Koza also recalled that Democratic Party leaders in 2009 believed they had built a “Blue wall” that was supposed to give their party a virtual lock on the White House, which he said made it difficult to get the NPVIC passed in Democratic-controlled legislatures. New York, for example, didn’t enact the NPVIC until April 2014, the 11th state to do so—generally with New York Senate Republican support, and with a history of debate in the Democratic-controlled Assembly.

In the newest presidential battleground states of Arizona and Georgia, voter turnout surged this year, which Koza points to as further evidence that voters will cast ballots at higher rates in competitive contests. Individual votes counting equally has been missing in the “Red” and “Blue” state system under the Electoral College, part of the reasons why American voter turnout in recent national elections has lagged back at 30 of 35 comparable countries. But 2020’s turnout was 65.9% in Arizona and 67.7% in Georgia, according to the latest data from the United States Election Project, up from 56.1% and 59.8% in the 2016 general election.

Koza still sees the path to ending the Electoral College as running through states, as opposed to starting in a future Congress. “When Trump won, Democrats got real interested, Republicans less interested,” Koza said. Even with a significant popular vote win, “Biden just barely squeaked through,” he said, suggesting that states that are trending Democratic in national elections might be inclined to join the compact’s ranks. Minnesota and the Democratic-trifectas of Maine and Nevada tend to fit that description, with Michigan and Wisconsin in the running.

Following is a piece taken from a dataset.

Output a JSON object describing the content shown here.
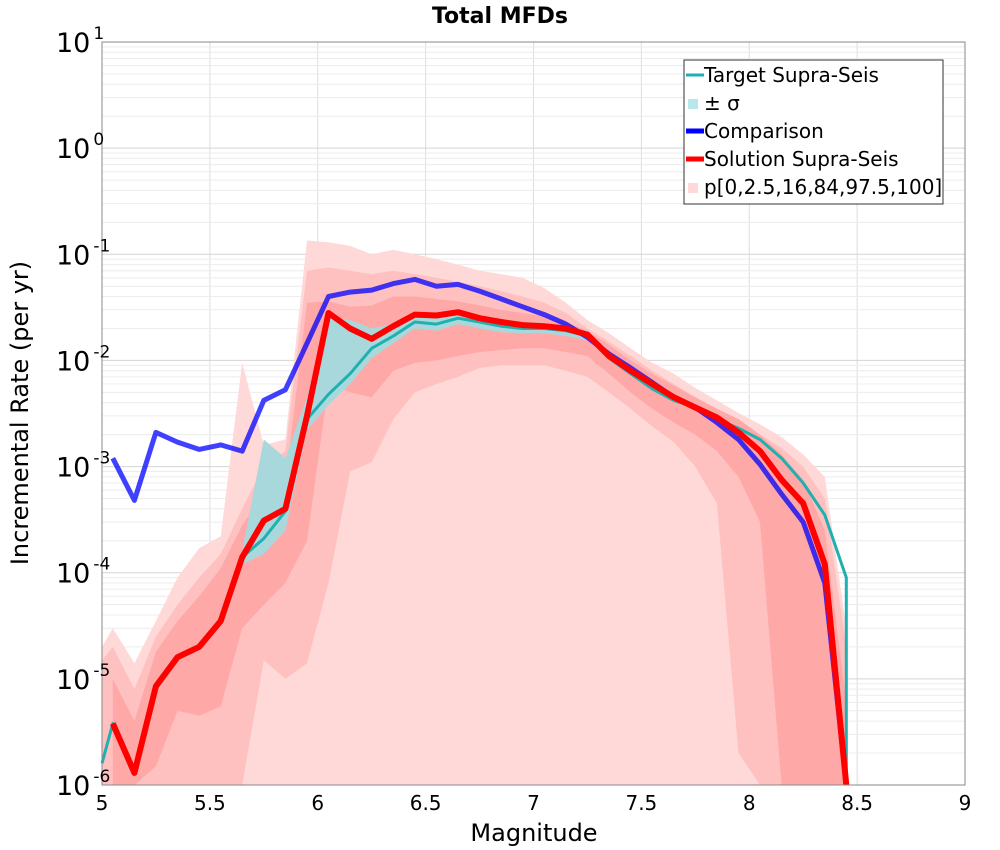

The recent pickups of the NPVIC in state legislatures after the blue wave of the 2018 midterms is a story of political progress that is not well known. Four states, comprising one-quarter of the total jurisdictions behind the NPVIC, adopted it in 2019, as did another handful of state chambers. In a time when Mitch McConnell takes pride in his nickname of the “Grim Reaper” of legislation in Congress, Colorado, Delaware, New Mexico, and Oregon took steps to rehabilitate public trust in democracy.

This week on his nightly news show, MSNBC host Chris Hayes kept the focus on the dangerous absurdity of the Electoral College with a few segments on the movement to dustbin it, following up on his June podcast interview with Jesse Wegman, author of a book on the history of the institution. 

“The thing itself is a slapdash compromise thrown together at the end of the Constitutional Convention as they were on their way out the door,” Hayes said. “Scrapping the Electoral College in favor of a simple popular vote would be an enormous change, requiring either a Constitutional amendment or a coordinated interstate compact, and both would be hard, they would represent huge structural shifts in how the country is governed.

“But that’s the history of this country,” Hayes said. “we used to not have equal protection and due processes enshrined in the 14th Amendment. Before the 17th Amendment, we didn’t even directly elect our senators, women couldn’t vote until 100 years ago. We need large-scale democratic reform, like we’ve done before, if we are going to save American democracy.”

Hopefully small-d democrats will make it clear to the incoming Biden administration that guaranteeing equal democracy is a first principle. As a presidential candidate, Joe Biden was one of just a few hopefuls (with Senator-elect John Hickenlooper and John Delaney) to tell the Washington Post he did not support eliminating the Electoral College.